Verse 17. - And let the beauty of the Lord our God be upon us (comp. Psalm 45:24, "Thou art fairer than the children of men;" Psalm 27:4, "To behold the beauty of the Lord;" Isaiah 33:17, "Thine eyes shall see the King in his beauty"). The "beauty of God" is upon us when we see and realize the loveliness of his character. And establish thou the work of our hands upon us; yea, the work of our hands establish thou it. The repetition adds nothing, except it be emphasis. God is asked, finally, to "establish the work" in which his servants are engaged - to bless it; that is, to advance it and prosper it. The nature of the "work" is not mentioned.

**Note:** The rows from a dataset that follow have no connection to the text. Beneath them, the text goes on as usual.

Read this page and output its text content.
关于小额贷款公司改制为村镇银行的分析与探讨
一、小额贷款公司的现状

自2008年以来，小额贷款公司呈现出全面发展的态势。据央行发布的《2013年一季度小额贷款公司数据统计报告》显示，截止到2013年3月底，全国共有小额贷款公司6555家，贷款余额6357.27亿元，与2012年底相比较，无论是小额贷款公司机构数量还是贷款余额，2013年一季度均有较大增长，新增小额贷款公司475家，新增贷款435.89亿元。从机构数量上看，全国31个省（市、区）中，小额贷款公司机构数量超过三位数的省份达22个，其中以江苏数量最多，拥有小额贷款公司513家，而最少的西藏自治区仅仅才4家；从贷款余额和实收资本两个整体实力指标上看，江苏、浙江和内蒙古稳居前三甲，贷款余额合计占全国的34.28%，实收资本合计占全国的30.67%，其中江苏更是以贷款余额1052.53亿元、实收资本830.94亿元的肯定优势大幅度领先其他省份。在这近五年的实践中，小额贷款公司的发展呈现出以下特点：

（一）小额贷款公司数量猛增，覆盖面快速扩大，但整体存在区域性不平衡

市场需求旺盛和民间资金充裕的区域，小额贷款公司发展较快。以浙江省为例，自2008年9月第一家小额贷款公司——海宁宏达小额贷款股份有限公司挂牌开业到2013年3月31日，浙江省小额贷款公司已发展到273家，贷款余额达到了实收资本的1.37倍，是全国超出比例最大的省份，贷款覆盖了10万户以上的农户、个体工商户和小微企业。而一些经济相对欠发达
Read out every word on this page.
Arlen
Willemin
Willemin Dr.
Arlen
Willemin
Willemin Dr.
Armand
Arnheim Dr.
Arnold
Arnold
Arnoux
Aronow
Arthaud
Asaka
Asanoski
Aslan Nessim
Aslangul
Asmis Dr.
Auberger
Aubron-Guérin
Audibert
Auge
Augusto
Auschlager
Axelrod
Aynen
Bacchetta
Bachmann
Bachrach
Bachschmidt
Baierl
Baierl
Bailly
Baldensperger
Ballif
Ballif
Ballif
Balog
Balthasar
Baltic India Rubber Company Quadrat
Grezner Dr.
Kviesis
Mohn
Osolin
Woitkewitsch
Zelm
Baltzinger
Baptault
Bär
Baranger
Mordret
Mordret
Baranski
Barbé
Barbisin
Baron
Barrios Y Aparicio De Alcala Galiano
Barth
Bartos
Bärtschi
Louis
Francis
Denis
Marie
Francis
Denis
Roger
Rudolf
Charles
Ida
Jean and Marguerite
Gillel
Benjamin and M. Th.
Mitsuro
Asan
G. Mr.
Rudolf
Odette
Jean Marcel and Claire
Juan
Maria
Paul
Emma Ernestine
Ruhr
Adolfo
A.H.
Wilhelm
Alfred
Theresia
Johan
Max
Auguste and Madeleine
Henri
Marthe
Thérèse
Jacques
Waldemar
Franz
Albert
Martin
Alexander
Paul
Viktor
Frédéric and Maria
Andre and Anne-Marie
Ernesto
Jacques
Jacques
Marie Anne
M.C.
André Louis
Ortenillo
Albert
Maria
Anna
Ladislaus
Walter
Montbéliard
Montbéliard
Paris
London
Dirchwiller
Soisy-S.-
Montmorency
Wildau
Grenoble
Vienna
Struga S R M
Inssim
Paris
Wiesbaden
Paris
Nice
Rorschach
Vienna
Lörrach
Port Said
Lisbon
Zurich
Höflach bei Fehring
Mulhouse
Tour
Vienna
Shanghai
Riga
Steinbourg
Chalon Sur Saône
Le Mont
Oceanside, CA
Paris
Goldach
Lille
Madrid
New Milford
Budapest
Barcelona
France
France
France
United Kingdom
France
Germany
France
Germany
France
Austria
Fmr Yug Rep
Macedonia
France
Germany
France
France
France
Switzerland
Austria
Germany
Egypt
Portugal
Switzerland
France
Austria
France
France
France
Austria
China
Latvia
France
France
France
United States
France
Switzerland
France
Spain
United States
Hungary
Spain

Gill's Exposition of the Entire Bible
And let the beauty of the Lord our God be upon us,.... Either the grace and favour of God, his gracious presence vouchsafed in his ordinances, which makes his tabernacles amiable and lovely, and his ways of pleasantness; or the righteousness of Christ, which is that comeliness he puts upon his people, whereby they become a perfection of beauty; or the beauty of holiness, which appears on them, when renewed and sanctified by the Spirit; every grace is beautiful and ornamental: or Christ himself may be meant; for the words may be rendered, "let the beauty of the Lord be with us" (k); he who is white and ruddy, the chiefest among ten thousand altogether lovely, fairer than the children of men, let him appear as the Immanuel, God with us:
and establish thou the work of our hands upon us; yea, the work of our hands establish thou it; or "direct it" (l); though God works all works of grace for us, and in us, yet there is a work of duty and obedience to him for us to do; nor should we be slothful and inactive, but be the rather animated to it by what he has done for us: our hands should be continually employed in service for his honour and glory; and, whatever we find to do, do it with all the might of grace we have; and in which we need divine direction and strength, and also establishment, that we may be steadfast and immovable, always abounding in the work of the Lord: and this petition is repeated, to show the sense he had of the necessity of it, and of the vehemence and strength of desire after it. Jarchi interprets this of the work of the tabernacle, in which the hands of the Israelites were employed in the wilderness; so Arama of the tabernacle of Bezaleel.
(k) "adsis nobis", Tigurine version, Junius & Tremellius; Heb. "sit apud nos", Piscator; "super nobis et apud nos", Michaelis. (l) Sept. "dirige", V. L. Musculus; "dirige et confirma", Michaelis.
Jamieson-Fausset-Brown Bible Commentary
17. let the beauty—or sum of His gracious acts, in their harmony, be illustrated in us, and favor our enterprise.